Prometheus begins with allusions to a prior race seeding the galaxy (?) with its DNA – a difficult pill to swallow as it suggests an origin of humanity unique from the other life on Earth. This may be fascinating as a science fiction premise, but completely absurd biologically. Nevertheless, the connection to Prometheus, the rogue Titan, makes sense thematically.
Similarly, Covenant begins with speculation about creation as the android, David, awakens to the world in a room that makes the monolith room from 2001 look cluttered with junk. “So, you made me. But who made you?” Deep thoughts, David. Already, David moved from infant to irritating college freshman just out of the first class of intro to philosophy. You can see Weyland already annoyed by his creation, “Play the Piano, David.”
David doesn’t appear scarred in the moment, but obviously, it’s had some effect. Many years later David’s still hung up on being creative and has filled his whole playhouse with sculptures, sketches all over the walls of his creations like a psychotic Leonardo DaVinci, and undoubtedly some angst-ridden poetry amongst his piles of scrolls.
But this is ultimately a film about these two androids – ‘artificial persons,’ as Bishop, the artificial person from Aliens, prefers.
David, the original, is all too human: creative, self-serving, and cruel. Walter, the modern model, is none of these. Walter tells us that David’s individualism scared the humans in charge and they made modifications to prevent these characteristics from emerging in newer models.
“You have symphonies inside you,” David tells Walter while teaching him to play a flute. He can play, but not compose. The whole scene reminds us of Scott’s other masterpiece, BladeRunner, as Rutger Hauer telling Harrison Ford of seeing “… things you people wouldn’t believe. Attack ships on fire off the shoulder of Orion. I watched C-beams glitter in the dark near the Tannhäuser Gate. All those moments will be lost in time, like tears in rain.”

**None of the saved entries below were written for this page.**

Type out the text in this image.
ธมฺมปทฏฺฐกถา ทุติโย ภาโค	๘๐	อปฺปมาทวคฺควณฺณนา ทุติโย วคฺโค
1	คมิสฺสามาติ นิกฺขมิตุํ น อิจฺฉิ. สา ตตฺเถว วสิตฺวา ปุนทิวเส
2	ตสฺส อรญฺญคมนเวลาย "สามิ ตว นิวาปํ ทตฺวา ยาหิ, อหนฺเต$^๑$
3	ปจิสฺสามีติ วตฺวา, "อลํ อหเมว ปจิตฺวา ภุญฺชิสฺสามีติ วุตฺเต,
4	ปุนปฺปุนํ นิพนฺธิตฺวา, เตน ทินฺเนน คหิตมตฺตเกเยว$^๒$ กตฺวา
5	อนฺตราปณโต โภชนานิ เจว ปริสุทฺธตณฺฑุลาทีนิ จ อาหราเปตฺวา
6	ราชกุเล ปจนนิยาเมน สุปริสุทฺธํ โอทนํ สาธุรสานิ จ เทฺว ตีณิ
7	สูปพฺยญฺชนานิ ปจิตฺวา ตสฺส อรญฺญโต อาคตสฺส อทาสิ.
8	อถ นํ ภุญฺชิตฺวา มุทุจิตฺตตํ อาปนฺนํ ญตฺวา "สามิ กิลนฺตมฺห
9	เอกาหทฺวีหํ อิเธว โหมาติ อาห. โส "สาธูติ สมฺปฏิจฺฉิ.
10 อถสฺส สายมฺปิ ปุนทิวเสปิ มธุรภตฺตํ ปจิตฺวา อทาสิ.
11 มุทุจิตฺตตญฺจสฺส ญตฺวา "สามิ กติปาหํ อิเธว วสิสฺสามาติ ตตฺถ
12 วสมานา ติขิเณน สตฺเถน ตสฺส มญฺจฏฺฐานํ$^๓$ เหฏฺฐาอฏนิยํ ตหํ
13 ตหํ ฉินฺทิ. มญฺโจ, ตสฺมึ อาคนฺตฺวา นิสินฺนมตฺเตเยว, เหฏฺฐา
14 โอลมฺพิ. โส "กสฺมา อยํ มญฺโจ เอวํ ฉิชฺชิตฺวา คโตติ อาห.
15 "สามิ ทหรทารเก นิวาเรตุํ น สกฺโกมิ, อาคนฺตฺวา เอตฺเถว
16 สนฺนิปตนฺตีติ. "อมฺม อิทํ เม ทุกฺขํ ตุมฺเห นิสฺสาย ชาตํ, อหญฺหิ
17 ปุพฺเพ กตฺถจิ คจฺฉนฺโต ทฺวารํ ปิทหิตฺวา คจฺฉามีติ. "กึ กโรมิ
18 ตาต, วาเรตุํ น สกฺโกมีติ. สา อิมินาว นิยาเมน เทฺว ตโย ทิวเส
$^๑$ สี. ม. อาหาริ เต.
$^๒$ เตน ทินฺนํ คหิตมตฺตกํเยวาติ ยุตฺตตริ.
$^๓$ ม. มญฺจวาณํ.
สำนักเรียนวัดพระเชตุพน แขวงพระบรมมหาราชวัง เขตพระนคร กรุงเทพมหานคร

Here we have the director’s real passion. The nature of life. The futility of mortality. We’re even given a recitation of Shelley’s Ozymandias. Only Gather Ye Rosebuds could be plainer in giving us insight into Sir Scott’s mind. After all, are we not looking out over a plain that could easily be the crumbled remains of the King of Kings’ empire? Could it be that Scott is recognizing his age and taking time to reflect on the meaning of it all? Or, is this just an eternal question that he has pondered all his life? The Ozymandias scene is one of the best in the film, despite the similarity to his other work.
“We are food for worms, lads.”
Another improvement is that Walter can heal himself immediately, while David either cannot, or heals slowly, like the humans he is designed to replicate. We’re shown this ability early and it’s obvious later, when it should be much subtler.
As a fan of the franchise, I was going to see this film no matter what, but I also had to come home and watch Alien and Aliens over the next two nights to remember why.